Memory leak when calling a static method inside an xpath query

[flmommens]

Description

Calling a static method inside an xpath query like so
$xpath->query("//a[php:function('MyClass::myMethod()')]")
generates a memory leak with PHP 8.1 and PHP 8.2. It used to work fine with PHP 7.2.

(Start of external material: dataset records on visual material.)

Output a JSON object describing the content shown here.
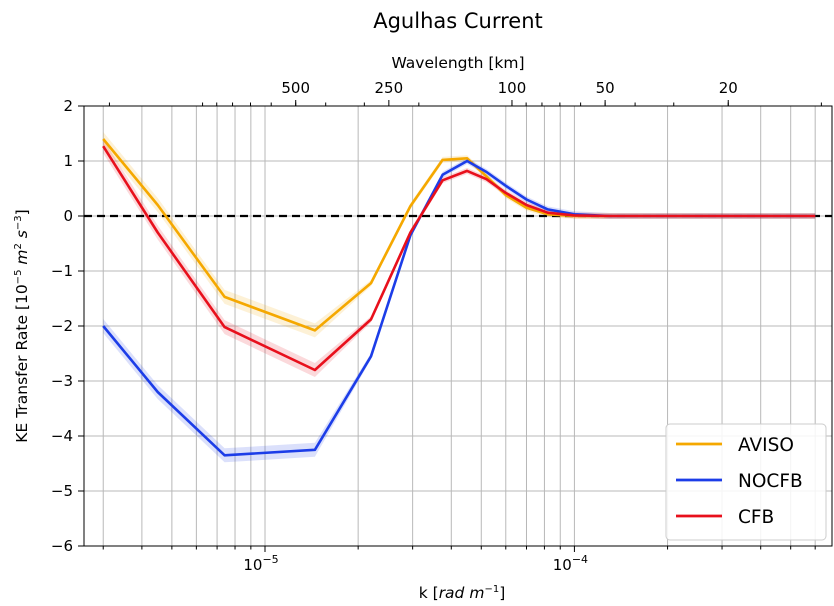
{
  "chart_data": {
    "type": "line",
    "title": "Agulhas Current",
    "xlabel_html": "k [<tspan font-style='italic'>rad m</tspan><tspan font-size='10' dy='-6'>−1</tspan><tspan dy='6'>]</tspan>",
    "xlabel": "k [rad m−1]",
    "ylabel": "KE Transfer Rate [10−5 m2 s−3]",
    "top_xlabel": "Wavelength [km]",
    "x_scale": "log",
    "xlim": [
      2.6e-06,
      0.00068
    ],
    "ylim": [
      -6,
      2
    ],
    "y_ticks": [
      "2",
      "1",
      "0",
      "−1",
      "−2",
      "−3",
      "−4",
      "−5",
      "−6"
    ],
    "x_tick_labels": [
      {
        "base": "10",
        "exp": "−5"
      },
      {
        "base": "10",
        "exp": "−4"
      }
    ],
    "top_ticks_km": [
      "500",
      "250",
      "100",
      "50",
      "20"
    ],
    "grid": true,
    "zero_line": {
      "y": 0,
      "style": "dashed",
      "color": "#000000"
    },
    "legend_position": "bottom-right",
    "series": [
      {
        "name": "AVISO",
        "color": "#f5a800",
        "x": [
          3e-06,
          4.5e-06,
          7.4e-06,
          1.45e-05,
          2.2e-05,
          2.95e-05,
          3.75e-05,
          4.5e-05,
          5.2e-05,
          6e-05,
          7e-05,
          8.2e-05,
          0.0001,
          0.00013,
          0.0002,
          0.00035,
          0.0006
        ],
        "y": [
          1.4,
          0.2,
          -1.47,
          -2.08,
          -1.22,
          0.18,
          1.02,
          1.05,
          0.72,
          0.38,
          0.15,
          0.03,
          0.0,
          0.0,
          0.0,
          0.0,
          0.0
        ]
      },
      {
        "name": "NOCFB",
        "color": "#1c3de8",
        "x": [
          3e-06,
          4.5e-06,
          7.4e-06,
          1.45e-05,
          2.2e-05,
          2.95e-05,
          3.75e-05,
          4.5e-05,
          5.2e-05,
          6e-05,
          7e-05,
          8.2e-05,
          0.0001,
          0.00013,
          0.0002,
          0.00035,
          0.0006
        ],
        "y": [
          -2.0,
          -3.2,
          -4.35,
          -4.25,
          -2.55,
          -0.35,
          0.75,
          1.0,
          0.8,
          0.55,
          0.3,
          0.12,
          0.03,
          0.0,
          0.0,
          0.0,
          0.0
        ]
      },
      {
        "name": "CFB",
        "color": "#e8101c",
        "x": [
          3e-06,
          4.5e-06,
          7.4e-06,
          1.45e-05,
          2.2e-05,
          2.95e-05,
          3.75e-05,
          4.5e-05,
          5.2e-05,
          6e-05,
          7e-05,
          8.2e-05,
          0.0001,
          0.00013,
          0.0002,
          0.00035,
          0.0006
        ],
        "y": [
          1.27,
          -0.3,
          -2.02,
          -2.8,
          -1.88,
          -0.3,
          0.65,
          0.82,
          0.67,
          0.42,
          0.2,
          0.06,
          0.01,
          0.0,
          0.0,
          0.0,
          0.0
        ]
      }
    ]
  }
}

I have written a minimal script to reproduce the issue.

<?php

class MyClass
{
    public static function doesNothing(string $var): bool {
        return true;
    }
}

libxml_use_internal_errors(true);
$html = file_get_contents('hacks.html');
$doc = new DOMDocument();
$i = 0;
while(true) {
    $doc->loadHTML($html);
    $xpath = new DOMXpath($doc);
    $xpath->registerNamespace("php", "http://php.net/xpath");
    $xpath->registerPHPFunctions();
    $list =  $xpath->query("//a[php:function('MyClass::doesNothing', string(@href))]");
    echo $i++, "\r";
    libxml_clear_errors();
    usleep(10000);
}

I'm running PHP 8.1.18 and PHP 8.2.6 from Ondřej Surý packages on a Ubuntu 22.04 server. The problem is also present with the vanilla PHP (8.1.2).

I'm attaching the zipped hacks.html used in the above code for convenience but any HTML will trigger the issue.
hacks.zip

PHP Version

PHP 8.2.6

Operating System

Ubuntu 22.04

[nielsdos]

It's a type confusion bug, kinda. zend_make_callable may change the function name of the fci to become an array, causing a crash in debug mode on zval_ptr_dtor_str(&fci.function_name); in dom_xpath_ext_function_php. On a production build it doesn't crash but only causes a leak.
I'll also check the other zend_make_callable cases.